Naomi Sims - First African Model

She became one of the first successful black models while still in her teens, and achieved worldwide recognition from the late 1960s into the early 1970s, appearing on the covers of prestigious fashion and popular magazines. The New York Times wrote that "appearance as the first black model on the cover of Ladies' Home Journal in November 1968 was a consummate moment of the Black is Beautiful movement"[1][6]. She also appeared on the cover of the October 17, 1969 issue of Life magazine.[7]

Sims decided to go into the beauty business for herself after modelling. In 1973, she retired from modeling to start her own business which created a successful wig collection fashioned after the texture of straightened black hair. It eventually expanded "into a multimillion-dollar beauty empire and at least five books on modeling and beauty."[1]

She authored several books on modeling, health, and beauty, including All About Health and Beauty for the Black Woman, How to Be a Top Model and All About Success for the Black Woman, as well as an advice column for teenage girls in Right On! magazine.

Fernmitchell states on their website, "Naomi Sims, one of the top African-American businesswomen in the United States, began her career as the first black supermodel. According to Essence magazine, 'Never had a model so dark-skinned received so much exposure, praise, and professional prestige.'" The site continues saying,

Struggled to Begin Modeling Career

At 5'10", with dark skin, Sims had not been considered particularly attractive as a teenager. "Black wasn't beautiful then," she said in Black Enterprise. "The darker your skin, the less good-looking you were considered; and I was too tall, and too skinny." In the wake of the civil rights movement and the Black Power movement, however, the idea that only light-skinned women were attractive was being called into question.

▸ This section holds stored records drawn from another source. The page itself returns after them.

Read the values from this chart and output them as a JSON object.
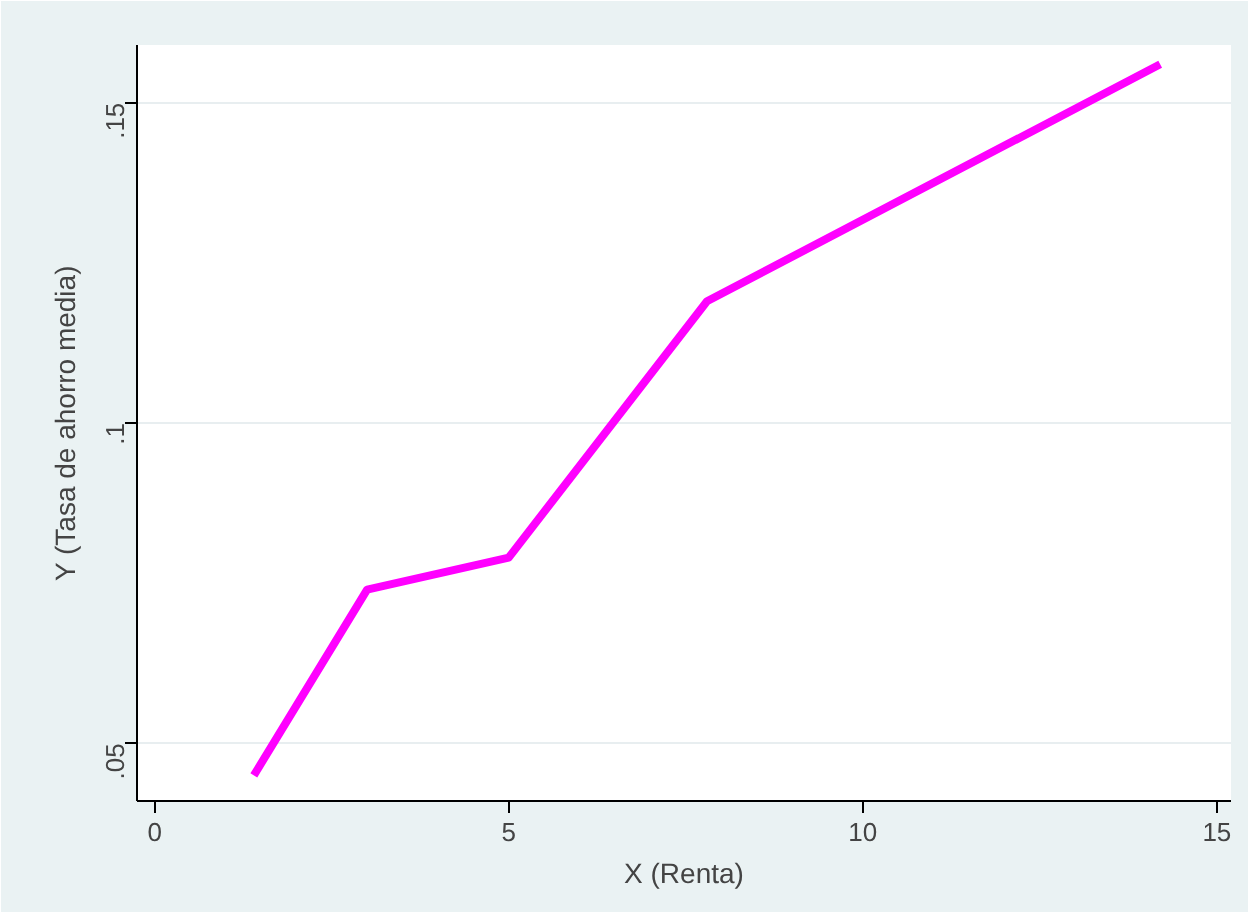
{
  "chart_data": {
    "type": "line",
    "xlabel": "X (Renta)",
    "ylabel": "Y (Tasa de ahorro media)",
    "x": [
      1.4,
      3.0,
      5.0,
      7.8,
      14.2
    ],
    "series": [
      {
        "color": "#ff00ff",
        "values": [
          0.045,
          0.074,
          0.079,
          0.119,
          0.156
        ]
      }
    ],
    "xlim": [
      -0.25,
      15.2
    ],
    "ylim": [
      0.041,
      0.159
    ],
    "xticks": [
      0,
      5,
      10,
      15
    ],
    "yticks": [
      {
        "value": 0.05,
        "label": ".05"
      },
      {
        "value": 0.1,
        "label": ".1"
      },
      {
        "value": 0.15,
        "label": ".15"
      }
    ],
    "grid": "y",
    "marker": "none",
    "line_style": "solid"
  }
}
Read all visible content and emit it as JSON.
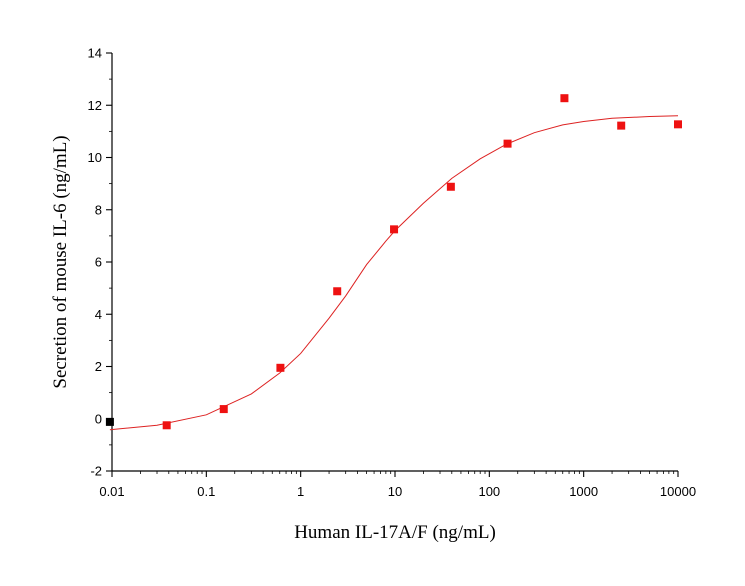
{
  "chart_data": {
    "type": "scatter",
    "xlabel": "Human IL-17A/F (ng/mL)",
    "ylabel": "Secretion of mouse IL-6 (ng/mL)",
    "x_scale": "log",
    "xlim": [
      0.01,
      10000
    ],
    "ylim": [
      -2,
      14
    ],
    "x_ticks": [
      0.01,
      0.1,
      1,
      10,
      100,
      1000,
      10000
    ],
    "x_tick_labels": [
      "0.01",
      "0.1",
      "1",
      "10",
      "100",
      "1000",
      "10000"
    ],
    "y_ticks": [
      -2,
      0,
      2,
      4,
      6,
      8,
      10,
      12,
      14
    ],
    "y_tick_labels": [
      "-2",
      "0",
      "2",
      "4",
      "6",
      "8",
      "10",
      "12",
      "14"
    ],
    "grid": false,
    "series": [
      {
        "type": "scatter",
        "color": "#000000",
        "x": [
          0.0095
        ],
        "y": [
          -0.12
        ]
      },
      {
        "type": "scatter",
        "color": "#ee1111",
        "x": [
          0.038,
          0.153,
          0.61,
          2.44,
          9.77,
          39.1,
          156,
          625,
          2500,
          10000
        ],
        "y": [
          -0.25,
          0.37,
          1.95,
          4.88,
          7.25,
          8.88,
          10.53,
          12.27,
          11.22,
          11.27
        ]
      },
      {
        "type": "line",
        "color": "#dd2222",
        "x": [
          0.0095,
          0.03,
          0.1,
          0.3,
          0.6,
          1,
          2,
          3,
          5,
          8,
          10,
          20,
          40,
          80,
          150,
          300,
          600,
          1000,
          2000,
          5000,
          10000
        ],
        "y": [
          -0.42,
          -0.25,
          0.15,
          0.95,
          1.75,
          2.5,
          3.85,
          4.7,
          5.9,
          6.8,
          7.2,
          8.25,
          9.2,
          9.95,
          10.5,
          10.95,
          11.25,
          11.38,
          11.5,
          11.57,
          11.6
        ]
      }
    ]
  }
}
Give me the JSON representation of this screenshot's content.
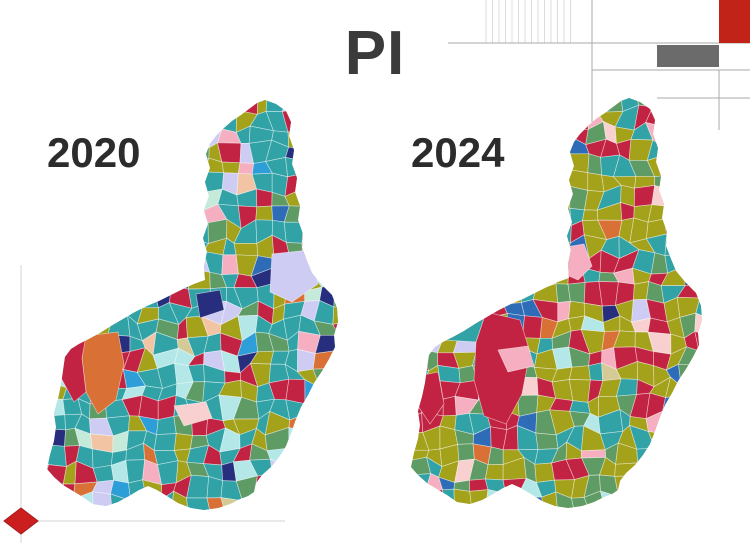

Sims began college after winning a scholarship to the Fashion Institute of Technology in New York City, while also taking night classes in psychology at New York University. Her early attempts to get modeling work through established agencies were frustrated by racial prejudice, with some agencies telling her that her skin was too dark. Her first career breakthrough came after she decided to sidestep the agencies and go directly to fashion photographers and Gosta Peterson, a photographer for The New York Times, agreed to photograph her for the cover of the paper's August 1967 fashion supplement[4].

Despite this breakthrough, Sims still found it difficult to get work, so she approached Wilhelmina Cooper, a former model who was starting her own agency, saying that she would send out copies of theTimes supplement to advertising agencies, attaching Cooper's telephone number, and that Cooper's agency would get a commission if Naomi received any work. Within a year Sims was earning US$1000 a week. The key breakthrough came when she was selected for a national television campaign for AT&T, wearing clothes by designer Bill Blass. In 1968 Sims told Ladies' Home Journal:

"It helped me more than anything else because it showed my face. After it was aired, people wanted to find out about me and use me."[5]